Patients were randomized 1:1 to receive either Libtayo 350 mg administered intravenously every three weeks for up to 108 weeks or an investigator-selected, standard-of-care, platinum-based, doublet chemotherapy regimen for 4 to 6 cycles (with or without histology relevant maintenance pemetrexed chemotherapy). The co-primary endpoints were overall survival and progression-free survival, and secondary endpoints included overall response rate, duration of response and quality of life.

The trial was designed to reflect current and emerging treatment paradigms.
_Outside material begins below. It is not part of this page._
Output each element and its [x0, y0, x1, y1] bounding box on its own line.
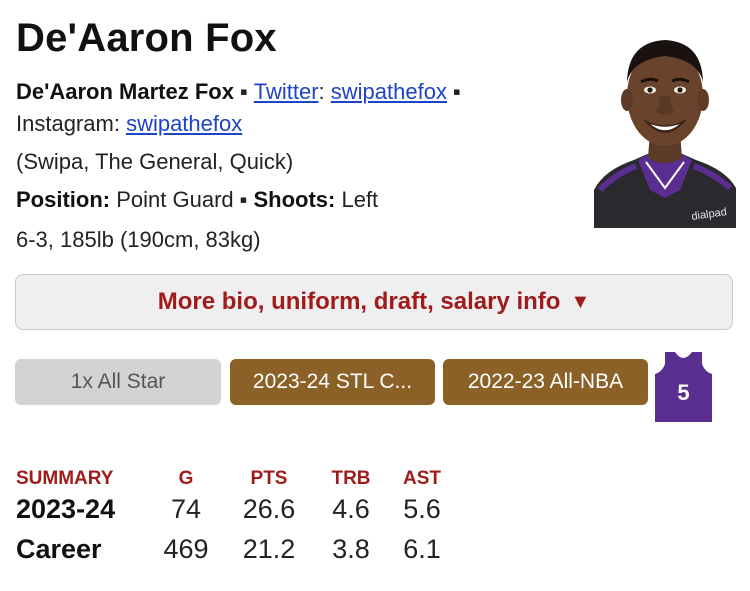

Inclusion criteria allowed patients with NSCLC who had: pre-treated and stable brain metastases; locally advanced disease that was not a candidate for, or which had progressed after, definitive chemoradiation; or controlled hepatitis B, hepatitis C or HIV. Patients whose disease progressed in the trial were able to change their therapy: those in the chemotherapy arm were allowed to cross over into the Libtayo arm following disease progression on chemotherapy; and those in the Libtayo arm were allowed to combine Libtayo treatment with 4 to 6 cycles of chemotherapy.
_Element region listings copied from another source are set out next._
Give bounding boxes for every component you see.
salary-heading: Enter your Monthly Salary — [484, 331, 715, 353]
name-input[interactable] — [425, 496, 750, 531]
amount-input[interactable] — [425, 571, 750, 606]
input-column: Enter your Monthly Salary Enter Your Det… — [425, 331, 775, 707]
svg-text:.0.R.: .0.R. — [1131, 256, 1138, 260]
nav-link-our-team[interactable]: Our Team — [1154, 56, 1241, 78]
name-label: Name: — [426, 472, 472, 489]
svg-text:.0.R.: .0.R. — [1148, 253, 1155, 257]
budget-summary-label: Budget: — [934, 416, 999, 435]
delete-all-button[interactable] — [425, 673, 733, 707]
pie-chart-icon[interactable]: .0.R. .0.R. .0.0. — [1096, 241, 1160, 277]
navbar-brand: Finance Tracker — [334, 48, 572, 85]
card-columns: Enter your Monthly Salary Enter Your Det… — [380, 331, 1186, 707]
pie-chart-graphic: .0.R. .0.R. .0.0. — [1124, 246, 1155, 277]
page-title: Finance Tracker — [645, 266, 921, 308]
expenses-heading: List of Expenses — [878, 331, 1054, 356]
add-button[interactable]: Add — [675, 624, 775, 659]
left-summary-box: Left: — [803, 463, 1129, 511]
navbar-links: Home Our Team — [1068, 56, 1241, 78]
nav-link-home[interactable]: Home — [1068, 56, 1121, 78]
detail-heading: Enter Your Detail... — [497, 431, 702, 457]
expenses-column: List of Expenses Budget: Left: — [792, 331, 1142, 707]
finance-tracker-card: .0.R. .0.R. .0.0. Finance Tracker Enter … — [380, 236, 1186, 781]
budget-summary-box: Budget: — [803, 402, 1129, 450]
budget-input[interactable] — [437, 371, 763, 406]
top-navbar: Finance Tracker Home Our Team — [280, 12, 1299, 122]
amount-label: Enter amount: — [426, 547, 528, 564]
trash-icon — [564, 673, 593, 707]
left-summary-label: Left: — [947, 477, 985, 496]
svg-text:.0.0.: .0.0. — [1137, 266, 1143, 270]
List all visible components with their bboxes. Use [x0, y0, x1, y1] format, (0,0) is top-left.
About Non-small Cell Lung Cancer

Lung cancer is the leading cause of cancer death worldwide. In 2020, an estimated 2.2 million and 225,000 new cases were diagnosed worldwide and in the U.S, respectively. Approximately 84% of all lung cancers are NSCLC, and an estimated 25% to 30% of these cases are expected to test positive for PD-L1 in ≥50% of tumor cells. Additionally, an estimated 75% of patients are diagnosed with advanced NSCLC and have a poor survival prognosis. While immunotherapies have transformed advanced NSCLC treatment in recent years, there remains an unmet need to optimize the identification and treatment of patients with high PD-L1 expression and offer additional treatment options.

About Libtayo

Libtayo is a fully-human monoclonal antibody targeting the immune checkpoint receptor PD-1 on T-cells. By binding to PD-1, Libtayo has been shown to block cancer cells from using the PD-1 pathway to suppress T-cell activation.

In the U.S., the generic name for Libtayo in its approved indication is cemiplimab-rwlc, with rwlc as the suffix designated in accordance with Nonproprietary Naming of Biological Products Guidance for Industry issued by the FDA. Outside of the U.S., the generic name for Libtayo in its approved indication is cemiplimab.

The extensive clinical program for Libtayo is focused on difficult-to-treat cancers. In skin cancer, this includes trials in adjuvant and neoadjuvant CSCC. Libtayo is also being investigated in pivotal trials in NSCLC (in combination with chemotherapy) and cervical cancer, as well as in trials combining Libtayo with either conventional or novel therapeutic approaches for both solid tumors and blood cancers. These potential uses are investigational, and their safety and efficacy have not been evaluated by any regulatory authority.